Who is eligible for a home care package in Australia?

Eligibility is based on an individual’s care needs as determined through an assessment from an eligible provider, but senior applicants must also be older people who need coordinated services to help them stay at home. An individual’s financial situation won’t affect eligibility. However, an income assessment may need to be carried out through Services Australia to determine how much may need to be contributed.

How do individuals get assessed for these services?

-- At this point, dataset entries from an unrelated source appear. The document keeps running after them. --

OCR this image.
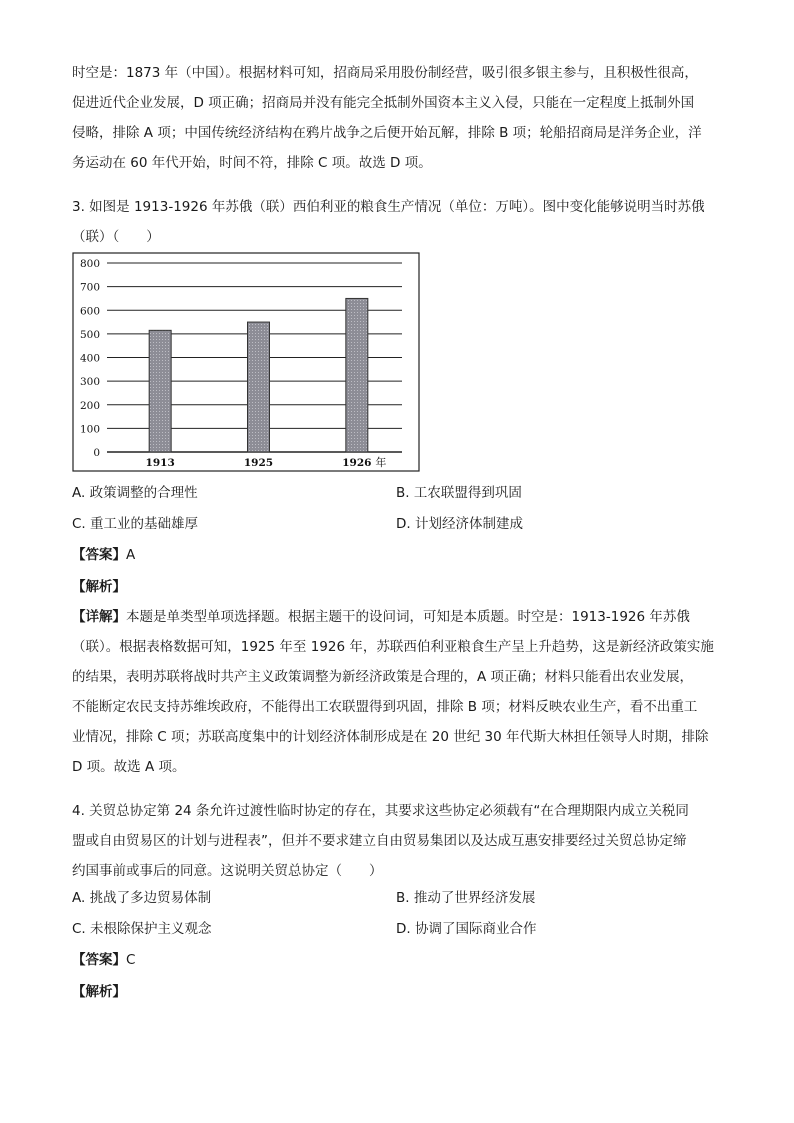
时空是：1873 年（中国）。根据材料可知，招商局采用股份制经营，吸引很多银主参与，且积极性很高，
促进近代企业发展，D 项正确；招商局并没有能完全抵制外国资本主义入侵，只能在一定程度上抵制外国
侵略，排除 A 项；中国传统经济结构在鸦片战争之后便开始瓦解，排除 B 项；轮船招商局是洋务企业，洋
务运动在 60 年代开始，时间不符，排除 C 项。故选 D 项。
3. 如图是 1913-1926 年苏俄（联）西伯利亚的粮食生产情况（单位：万吨）。图中变化能够说明当时苏俄
（联）（　　）
0
100
200
300
400
500
600
700
800
1913	1925	1926 年
A. 政策调整的合理性	B. 工农联盟得到巩固
C. 重工业的基础雄厚	D. 计划经济体制建成
【答案】A
【解析】
【详解】本题是单类型单项选择题。根据主题干的设问词，可知是本质题。时空是：1913-1926 年苏俄
（联）。根据表格数据可知，1925 年至 1926 年，苏联西伯利亚粮食生产呈上升趋势，这是新经济政策实施
的结果，表明苏联将战时共产主义政策调整为新经济政策是合理的，A 项正确；材料只能看出农业发展，
不能断定农民支持苏维埃政府，不能得出工农联盟得到巩固，排除 B 项；材料反映农业生产，看不出重工
业情况，排除 C 项；苏联高度集中的计划经济体制形成是在 20 世纪 30 年代斯大林担任领导人时期，排除
D 项。故选 A 项。
4. 关贸总协定第 24 条允许过渡性临时协定的存在，其要求这些协定必须载有“在合理期限内成立关税同
盟或自由贸易区的计划与进程表”，但并不要求建立自由贸易集团以及达成互惠安排要经过关贸总协定缔
约国事前或事后的同意。这说明关贸总协定（　　）
A. 挑战了多边贸易体制	B. 推动了世界经济发展
C. 未根除保护主义观念	D. 协调了国际商业合作
【答案】C
【解析】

Individuals must meet certain requirements to be eligible for an aged care assessment. The application is made via My Aged Care’s eligibility checker. A few simple questions will need to be answered, and if your elderly loved one meets the requirements, they can apply for an assessment straight away. If the application is successful, they will be referred for an assessment. An assessor will arrange to meet them in person, usually where they reside.

Who provides these services?

A variety of organisations across Australia provide services, and your loved one can choose the service provider that is right for them. The government then pays the provider a subsidy to arrange a package of care services to meet your loved one’s needs.

Is a home care package the same for everyone?

No. Because everyone’s care needs are different, there are four levels of home care packages with varying amounts of funding. They range from basic support to support for those with high care needs. Individuals work with their chosen supplier to identify their care needs and decide how best to spend their package funding. The service provider will then coordinate and manage services on their behalf.

Are there any fees involved?

Your elderly loved one is expected to contribute to the cost of their care if they can afford it. That contribution could be:

  • A basic daily fee
  • An income-tested care fee
  • Additional fees

You can find out more here.

How long will it take to get a home care package?

If your elderly loved one is eligible, the time it takes for a home care package to come into play depends on the package level.